Watch out for the local laws, they vary a great deal, as do the tax rates and all the extra costs for staff that can often be less than obvious. Do your homework on the best states to employ staff as the costs vary enormously on pay scales and associated health care costs – many choose Canada for this very reason.
We recommend you outsource your staff payroll and associated issues to a Company like Paychex.
EIN number – One of the very first things you must apply for when starting up is your ‘foreign company’ EIN number. You will need this for almost everything and it’s a hassle needs time and patience to get done.
Without an EIN number you cant setup a bank account, employ staff, setup all sorts of other essential services so do it early.

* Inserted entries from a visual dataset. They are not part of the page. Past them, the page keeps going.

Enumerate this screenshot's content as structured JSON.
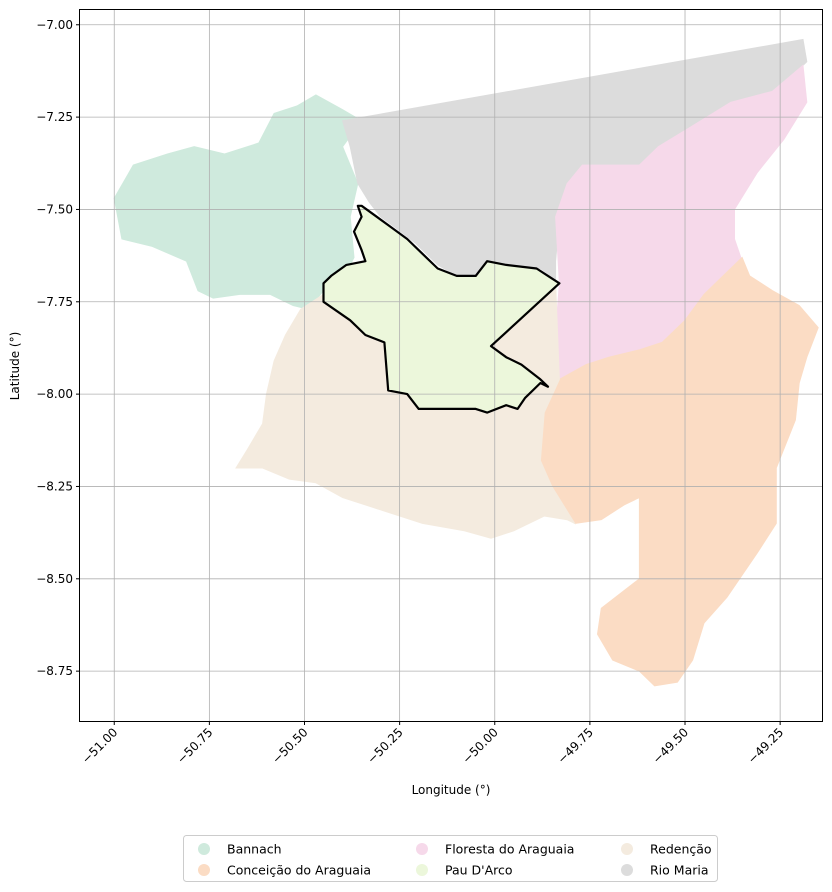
{
  "chart_data": {
    "type": "map",
    "xlabel": "Longitude (°)",
    "ylabel": "Latitude (°)",
    "xlim": [
      -51.09,
      -49.14
    ],
    "ylim": [
      -8.885,
      -6.96
    ],
    "xticks": [
      -51.0,
      -50.75,
      -50.5,
      -50.25,
      -50.0,
      -49.75,
      -49.5,
      -49.25
    ],
    "xtick_labels": [
      "−51.00",
      "−50.75",
      "−50.50",
      "−50.25",
      "−50.00",
      "−49.75",
      "−49.50",
      "−49.25"
    ],
    "yticks": [
      -7.0,
      -7.25,
      -7.5,
      -7.75,
      -8.0,
      -8.25,
      -8.5,
      -8.75
    ],
    "ytick_labels": [
      "−7.00",
      "−7.25",
      "−7.50",
      "−7.75",
      "−8.00",
      "−8.25",
      "−8.50",
      "−8.75"
    ],
    "grid": true,
    "legend_position": "bottom-center",
    "highlighted_region": "Pau D'Arco",
    "regions": [
      {
        "name": "Bannach",
        "color": "#cfeadd",
        "polygon": [
          [
            -50.35,
            -7.26
          ],
          [
            -50.4,
            -7.23
          ],
          [
            -50.47,
            -7.19
          ],
          [
            -50.52,
            -7.22
          ],
          [
            -50.58,
            -7.24
          ],
          [
            -50.62,
            -7.32
          ],
          [
            -50.71,
            -7.35
          ],
          [
            -50.79,
            -7.33
          ],
          [
            -50.86,
            -7.35
          ],
          [
            -50.95,
            -7.38
          ],
          [
            -51.0,
            -7.47
          ],
          [
            -50.98,
            -7.58
          ],
          [
            -50.9,
            -7.6
          ],
          [
            -50.81,
            -7.64
          ],
          [
            -50.78,
            -7.72
          ],
          [
            -50.74,
            -7.74
          ],
          [
            -50.67,
            -7.73
          ],
          [
            -50.59,
            -7.73
          ],
          [
            -50.53,
            -7.76
          ],
          [
            -50.49,
            -7.77
          ],
          [
            -50.45,
            -7.72
          ],
          [
            -50.4,
            -7.69
          ],
          [
            -50.37,
            -7.63
          ],
          [
            -50.38,
            -7.52
          ],
          [
            -50.36,
            -7.43
          ],
          [
            -50.4,
            -7.33
          ]
        ]
      },
      {
        "name": "Rio Maria",
        "color": "#dcdcdc",
        "polygon": [
          [
            -50.4,
            -7.26
          ],
          [
            -49.19,
            -7.04
          ],
          [
            -49.18,
            -7.1
          ],
          [
            -49.23,
            -7.15
          ],
          [
            -49.27,
            -7.18
          ],
          [
            -49.38,
            -7.21
          ],
          [
            -49.49,
            -7.28
          ],
          [
            -49.57,
            -7.33
          ],
          [
            -49.62,
            -7.38
          ],
          [
            -49.77,
            -7.38
          ],
          [
            -49.81,
            -7.43
          ],
          [
            -49.83,
            -7.52
          ],
          [
            -49.84,
            -7.64
          ],
          [
            -49.84,
            -7.69
          ],
          [
            -49.88,
            -7.66
          ],
          [
            -49.96,
            -7.66
          ],
          [
            -50.0,
            -7.64
          ],
          [
            -50.05,
            -7.68
          ],
          [
            -50.1,
            -7.68
          ],
          [
            -50.15,
            -7.65
          ],
          [
            -50.21,
            -7.59
          ],
          [
            -50.26,
            -7.55
          ],
          [
            -50.3,
            -7.52
          ],
          [
            -50.33,
            -7.48
          ],
          [
            -50.36,
            -7.43
          ],
          [
            -50.38,
            -7.33
          ]
        ]
      },
      {
        "name": "Floresta do Araguaia",
        "color": "#f6d9ea",
        "polygon": [
          [
            -49.19,
            -7.11
          ],
          [
            -49.18,
            -7.21
          ],
          [
            -49.24,
            -7.31
          ],
          [
            -49.31,
            -7.4
          ],
          [
            -49.37,
            -7.5
          ],
          [
            -49.37,
            -7.58
          ],
          [
            -49.35,
            -7.64
          ],
          [
            -49.4,
            -7.68
          ],
          [
            -49.45,
            -7.73
          ],
          [
            -49.5,
            -7.8
          ],
          [
            -49.56,
            -7.86
          ],
          [
            -49.62,
            -7.88
          ],
          [
            -49.7,
            -7.9
          ],
          [
            -49.76,
            -7.92
          ],
          [
            -49.85,
            -7.97
          ],
          [
            -49.83,
            -7.7
          ],
          [
            -49.84,
            -7.52
          ],
          [
            -49.81,
            -7.43
          ],
          [
            -49.77,
            -7.38
          ],
          [
            -49.62,
            -7.38
          ],
          [
            -49.57,
            -7.33
          ],
          [
            -49.49,
            -7.28
          ],
          [
            -49.38,
            -7.21
          ],
          [
            -49.27,
            -7.18
          ]
        ]
      },
      {
        "name": "Conceição do Araguaia",
        "color": "#fbdcc4",
        "polygon": [
          [
            -49.35,
            -7.63
          ],
          [
            -49.33,
            -7.68
          ],
          [
            -49.27,
            -7.72
          ],
          [
            -49.2,
            -7.76
          ],
          [
            -49.15,
            -7.82
          ],
          [
            -49.18,
            -7.9
          ],
          [
            -49.2,
            -7.97
          ],
          [
            -49.21,
            -8.07
          ],
          [
            -49.26,
            -8.2
          ],
          [
            -49.26,
            -8.35
          ],
          [
            -49.31,
            -8.43
          ],
          [
            -49.39,
            -8.55
          ],
          [
            -49.45,
            -8.62
          ],
          [
            -49.48,
            -8.72
          ],
          [
            -49.52,
            -8.78
          ],
          [
            -49.58,
            -8.79
          ],
          [
            -49.62,
            -8.75
          ],
          [
            -49.69,
            -8.72
          ],
          [
            -49.73,
            -8.65
          ],
          [
            -49.72,
            -8.58
          ],
          [
            -49.62,
            -8.5
          ],
          [
            -49.62,
            -8.28
          ],
          [
            -49.66,
            -8.3
          ],
          [
            -49.72,
            -8.34
          ],
          [
            -49.79,
            -8.35
          ],
          [
            -49.85,
            -8.25
          ],
          [
            -49.88,
            -8.18
          ],
          [
            -49.87,
            -8.05
          ],
          [
            -49.83,
            -7.96
          ],
          [
            -49.76,
            -7.92
          ],
          [
            -49.7,
            -7.9
          ],
          [
            -49.62,
            -7.88
          ],
          [
            -49.56,
            -7.86
          ],
          [
            -49.5,
            -7.8
          ],
          [
            -49.45,
            -7.73
          ],
          [
            -49.4,
            -7.68
          ]
        ]
      },
      {
        "name": "Redenção",
        "color": "#f4ebdf",
        "polygon": [
          [
            -50.51,
            -7.77
          ],
          [
            -50.55,
            -7.84
          ],
          [
            -50.58,
            -7.91
          ],
          [
            -50.6,
            -8.0
          ],
          [
            -50.61,
            -8.08
          ],
          [
            -50.65,
            -8.15
          ],
          [
            -50.68,
            -8.2
          ],
          [
            -50.61,
            -8.2
          ],
          [
            -50.54,
            -8.23
          ],
          [
            -50.47,
            -8.24
          ],
          [
            -50.4,
            -8.28
          ],
          [
            -50.31,
            -8.31
          ],
          [
            -50.19,
            -8.35
          ],
          [
            -50.08,
            -8.37
          ],
          [
            -50.01,
            -8.39
          ],
          [
            -49.95,
            -8.37
          ],
          [
            -49.87,
            -8.33
          ],
          [
            -49.81,
            -8.34
          ],
          [
            -49.79,
            -8.35
          ],
          [
            -49.85,
            -8.25
          ],
          [
            -49.88,
            -8.18
          ],
          [
            -49.87,
            -8.05
          ],
          [
            -49.83,
            -7.96
          ],
          [
            -49.84,
            -7.7
          ],
          [
            -49.9,
            -7.74
          ],
          [
            -50.0,
            -7.86
          ],
          [
            -50.05,
            -7.86
          ],
          [
            -50.15,
            -7.85
          ],
          [
            -50.25,
            -7.87
          ],
          [
            -50.3,
            -7.86
          ],
          [
            -50.39,
            -7.79
          ],
          [
            -50.45,
            -7.73
          ]
        ]
      },
      {
        "name": "Pau D'Arco",
        "color": "#ecf7db",
        "polygon": [
          [
            -50.36,
            -7.49
          ],
          [
            -50.35,
            -7.52
          ],
          [
            -50.37,
            -7.56
          ],
          [
            -50.35,
            -7.61
          ],
          [
            -50.34,
            -7.64
          ],
          [
            -50.39,
            -7.65
          ],
          [
            -50.43,
            -7.68
          ],
          [
            -50.45,
            -7.7
          ],
          [
            -50.45,
            -7.75
          ],
          [
            -50.38,
            -7.8
          ],
          [
            -50.34,
            -7.84
          ],
          [
            -50.29,
            -7.86
          ],
          [
            -50.28,
            -7.99
          ],
          [
            -50.23,
            -8.0
          ],
          [
            -50.2,
            -8.04
          ],
          [
            -50.13,
            -8.04
          ],
          [
            -50.08,
            -8.04
          ],
          [
            -50.05,
            -8.04
          ],
          [
            -50.02,
            -8.05
          ],
          [
            -49.97,
            -8.03
          ],
          [
            -49.94,
            -8.04
          ],
          [
            -49.92,
            -8.01
          ],
          [
            -49.88,
            -7.97
          ],
          [
            -49.86,
            -7.98
          ],
          [
            -49.88,
            -7.96
          ],
          [
            -49.93,
            -7.92
          ],
          [
            -49.97,
            -7.9
          ],
          [
            -50.01,
            -7.87
          ],
          [
            -49.83,
            -7.7
          ],
          [
            -49.86,
            -7.68
          ],
          [
            -49.89,
            -7.66
          ],
          [
            -49.97,
            -7.65
          ],
          [
            -50.02,
            -7.64
          ],
          [
            -50.05,
            -7.68
          ],
          [
            -50.1,
            -7.68
          ],
          [
            -50.15,
            -7.66
          ],
          [
            -50.19,
            -7.62
          ],
          [
            -50.23,
            -7.58
          ],
          [
            -50.27,
            -7.55
          ],
          [
            -50.31,
            -7.52
          ],
          [
            -50.35,
            -7.49
          ]
        ]
      }
    ],
    "legend": [
      {
        "label": "Bannach",
        "color": "#cfeadd"
      },
      {
        "label": "Conceição do Araguaia",
        "color": "#fbdcc4"
      },
      {
        "label": "Floresta do Araguaia",
        "color": "#f6d9ea"
      },
      {
        "label": "Pau D'Arco",
        "color": "#ecf7db"
      },
      {
        "label": "Redenção",
        "color": "#f4ebdf"
      },
      {
        "label": "Rio Maria",
        "color": "#dcdcdc"
      }
    ]
  }
}
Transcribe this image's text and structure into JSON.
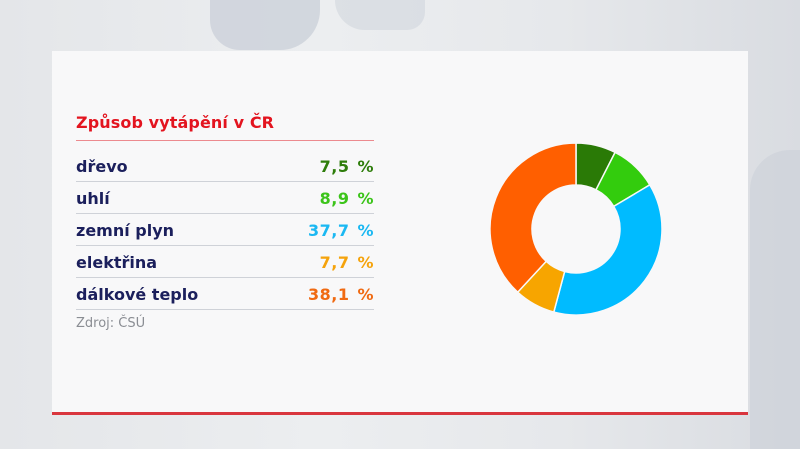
{
  "title": "Způsob vytápění v ČR",
  "source": "Zdroj: ČSÚ",
  "rows": [
    {
      "label": "dřevo",
      "value": "7,5",
      "unit": "%",
      "color": "#2e7d0b"
    },
    {
      "label": "uhlí",
      "value": "8,9",
      "unit": "%",
      "color": "#3cc41a"
    },
    {
      "label": "zemní plyn",
      "value": "37,7",
      "unit": "%",
      "color": "#1bb8f2"
    },
    {
      "label": "elektřina",
      "value": "7,7",
      "unit": "%",
      "color": "#f5a30c"
    },
    {
      "label": "dálkové teplo",
      "value": "38,1",
      "unit": "%",
      "color": "#f06a12"
    }
  ],
  "chart_data": {
    "type": "pie",
    "subtype": "donut",
    "title": "Způsob vytápění v ČR",
    "categories": [
      "dřevo",
      "uhlí",
      "zemní plyn",
      "elektřina",
      "dálkové teplo"
    ],
    "values": [
      7.5,
      8.9,
      37.7,
      7.7,
      38.1
    ],
    "unit": "%",
    "colors": [
      "#2a7a06",
      "#33cc0d",
      "#00bbff",
      "#f7a500",
      "#ff5f00"
    ],
    "start_angle": "12 o'clock",
    "direction": "clockwise",
    "source": "Zdroj: ČSÚ",
    "legend_position": "left (as table)"
  }
}
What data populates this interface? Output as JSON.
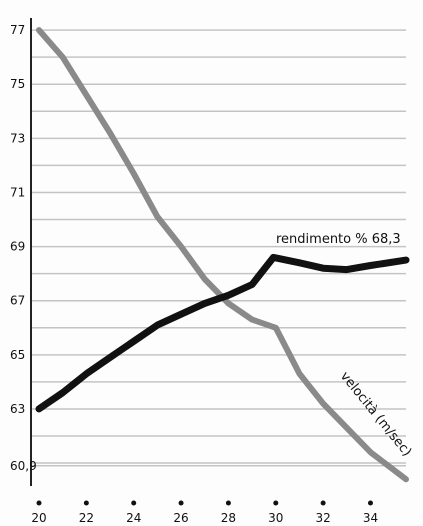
{
  "chart_data": {
    "type": "line",
    "title": "",
    "xlabel": "",
    "ylabel": "",
    "xlim": [
      20,
      35.5
    ],
    "ylim": [
      60.3,
      77.3
    ],
    "grid": true,
    "x_ticks": [
      20,
      22,
      24,
      26,
      28,
      30,
      32,
      34
    ],
    "y_ticks": [
      {
        "value": 77,
        "label": "77"
      },
      {
        "value": 75,
        "label": "75"
      },
      {
        "value": 73,
        "label": "73"
      },
      {
        "value": 71,
        "label": "71"
      },
      {
        "value": 69,
        "label": "69"
      },
      {
        "value": 67,
        "label": "67"
      },
      {
        "value": 65,
        "label": "65"
      },
      {
        "value": 63,
        "label": "63"
      },
      {
        "value": 60.9,
        "label": "60,9"
      }
    ],
    "series": [
      {
        "name": "velocità (m/sec)",
        "color": "#8a8a8a",
        "x": [
          20,
          21,
          22,
          23,
          24,
          25,
          26,
          27,
          28,
          29,
          30,
          31,
          32,
          33,
          34,
          35.5
        ],
        "y": [
          77,
          76,
          74.6,
          73.2,
          71.7,
          70.1,
          69.0,
          67.8,
          66.9,
          66.3,
          66.0,
          64.3,
          63.2,
          62.3,
          61.4,
          60.4
        ]
      },
      {
        "name": "rendimento %",
        "color": "#111111",
        "x": [
          20,
          21,
          22,
          23,
          24,
          25,
          26,
          27,
          28,
          29,
          29.9,
          31,
          32,
          33,
          34,
          35.5
        ],
        "y": [
          63.0,
          63.6,
          64.3,
          64.9,
          65.5,
          66.1,
          66.5,
          66.9,
          67.2,
          67.6,
          68.6,
          68.4,
          68.2,
          68.15,
          68.3,
          68.5
        ]
      }
    ],
    "annotations": [
      {
        "text": "rendimento  % 68,3",
        "series": 1
      },
      {
        "text": "velocità  (m/sec)",
        "series": 0
      }
    ]
  }
}
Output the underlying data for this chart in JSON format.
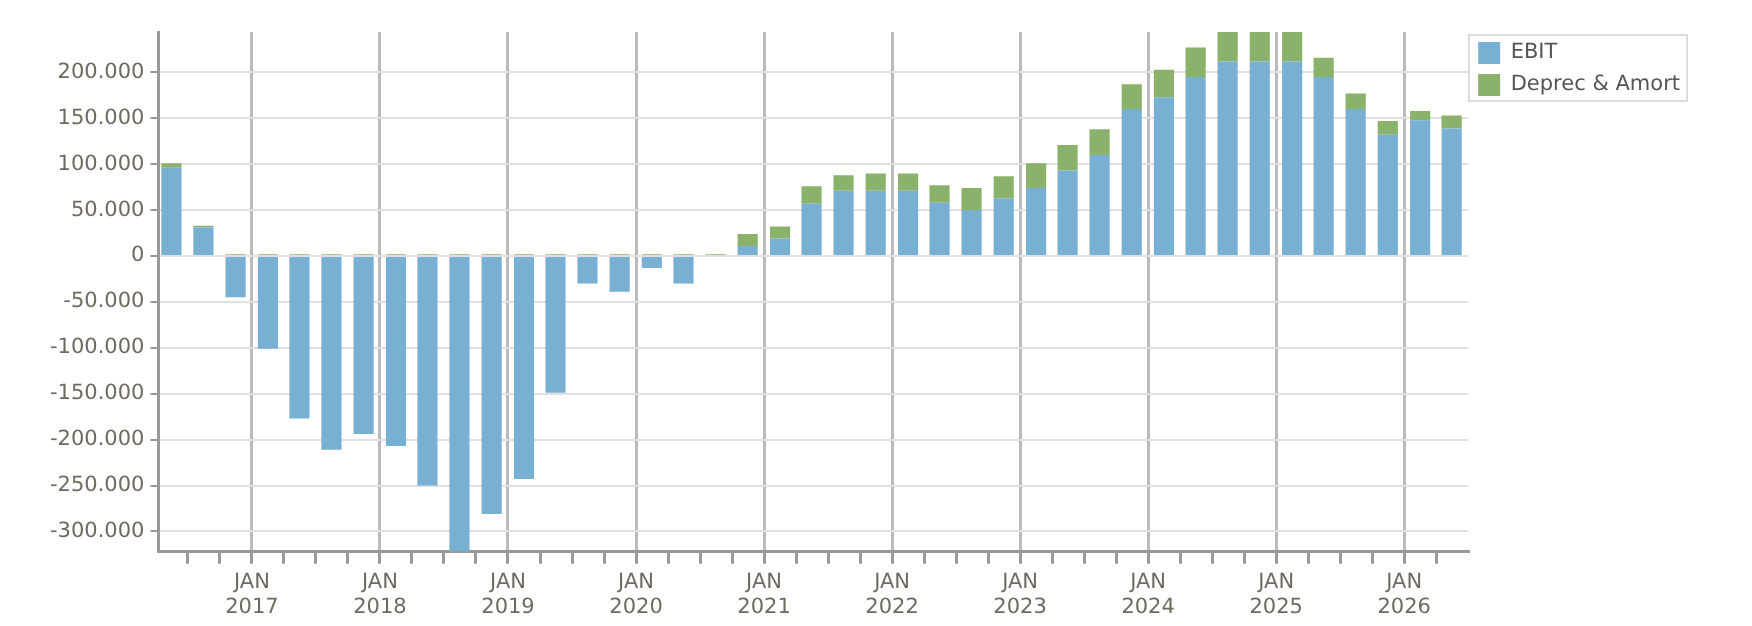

Offices – Much the same as the rest of the World office space can be expensive and varies hugely between States. Shopping around is key to getting a good deal and as with any good practice getting a short lease on good exit terms makes sense in case the worst happens. There are many serviced office options and I would recommend HQ as a good place to start, rather than signing up a lease.
Getting a VISA – Just because you are setting up in the USA does not guarantee you or your staff will get a VISA to stay in the US! You should be aware there are issues for smaller co’s / startups and you will need to fight a case to get a green card.
We recommend using a qualified immigration lawyer to get you a VISA and pay $2500 for the service, the process has many pitfalls and can be time consuming.
Living costs – The cost of living in many things is lower in the US with the exchange rate but the costs vary hugely, once again, depending on which state and area you choose to live in. California can be very expensive and housing will cost 2x what you are used too in the UK for a nice area. A nice area has the benefit of good schools (often free) and low crime – everywhere else may not have that luxury.
Otherwise cars, fuel, food, clothing, holidays and the like tend to be better value.
This is only a quick overview of the issues and costs of moving to the US and as you can see it’s not as bad as many portray even for a small Company to get started, forewarned is forearmed as they say!